Among native speakers of Estonian, the proportion fell only be one percentage point, over the same period, to 22 percent.
If one factors in the "can't say" respondents, support for Reform stands at 22 percent (21 percent a month earlier), EKRE at 16 percent (up from 13 percent a month earlier) and the Center Party, 12 percent (slightly up from the 11 percent Kantar Emor reported in December).
Eesti 200 polled at 8 percent, SDE at 7 percent and Isamaa right on the threshold at 5 percent, once the undecided respondents were taken into account.
Kantar Emor conducted its study between January 5 and January 11 inclusive, commissioned by ERR.
A total of 1,639 citizens of voting age, with a maximum age of 84, were polled, one third by the phone and two-thirds online. Kantar Emor claims a mximum margin of error of +/- 2.52 percent in this case.
Please also see ERR News' 2023 elections sub-page here.
The relative changes in party support together with seat numbers, over the past year, are in the line graph below (Key: Yellow = Reform, dark blue = EKRE, dark green = Center, turquoise = Eesti 200, red = SDE, royal blue = Isamaa, light green = Estonian Greens, orange = Parempoolsed (founded autumn 2022-ed.), mid-green = TULE (formed from a merger of the former Free Party, which had several seats in the XIII Riigikogu, with Richness of Life, the party has not been publicly active in the run up to polling day so far-ed.).

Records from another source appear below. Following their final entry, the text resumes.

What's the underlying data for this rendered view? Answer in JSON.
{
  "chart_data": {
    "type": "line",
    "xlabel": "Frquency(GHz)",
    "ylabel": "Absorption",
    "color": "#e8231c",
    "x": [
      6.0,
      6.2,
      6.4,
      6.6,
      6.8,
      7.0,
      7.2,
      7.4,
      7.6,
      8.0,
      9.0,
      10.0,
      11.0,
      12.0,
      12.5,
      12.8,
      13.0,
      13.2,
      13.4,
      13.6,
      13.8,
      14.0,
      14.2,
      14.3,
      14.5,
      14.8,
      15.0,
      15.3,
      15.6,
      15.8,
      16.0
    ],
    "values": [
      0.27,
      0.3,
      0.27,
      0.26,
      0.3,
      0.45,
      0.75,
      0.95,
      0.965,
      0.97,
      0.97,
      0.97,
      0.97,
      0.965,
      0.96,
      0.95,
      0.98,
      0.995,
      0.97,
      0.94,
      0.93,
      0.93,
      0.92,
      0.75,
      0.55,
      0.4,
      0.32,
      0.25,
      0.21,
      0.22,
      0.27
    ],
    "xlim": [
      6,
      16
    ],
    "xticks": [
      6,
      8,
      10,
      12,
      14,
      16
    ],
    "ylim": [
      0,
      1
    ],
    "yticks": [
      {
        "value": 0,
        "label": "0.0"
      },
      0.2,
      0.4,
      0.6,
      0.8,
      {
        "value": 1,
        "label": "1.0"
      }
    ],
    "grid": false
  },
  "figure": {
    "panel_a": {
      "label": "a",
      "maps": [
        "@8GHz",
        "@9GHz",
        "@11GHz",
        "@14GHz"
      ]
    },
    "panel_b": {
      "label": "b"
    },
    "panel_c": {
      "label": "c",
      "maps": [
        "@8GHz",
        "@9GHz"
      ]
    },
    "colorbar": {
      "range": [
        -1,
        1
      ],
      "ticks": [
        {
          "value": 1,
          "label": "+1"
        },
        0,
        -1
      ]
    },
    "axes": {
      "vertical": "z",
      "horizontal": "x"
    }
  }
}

Kantar Emor's Aivar Voog is due to appear on an election special ERR webcast at 11 a.m. Friday, joining ERR journalists Urmet Kook (web) and Indrek Kiisler (radio).
Polling day is March 5, preceded by several days' advance voting (during which voters can re-cast their vote). The main issues as things stand are defense and security at home and in conjunction with international organizations, energy security, prices and policy, and inflation, as well as education, language policy, family support benefits and the removal of Soviet-era monuments and other edifices, from the public space.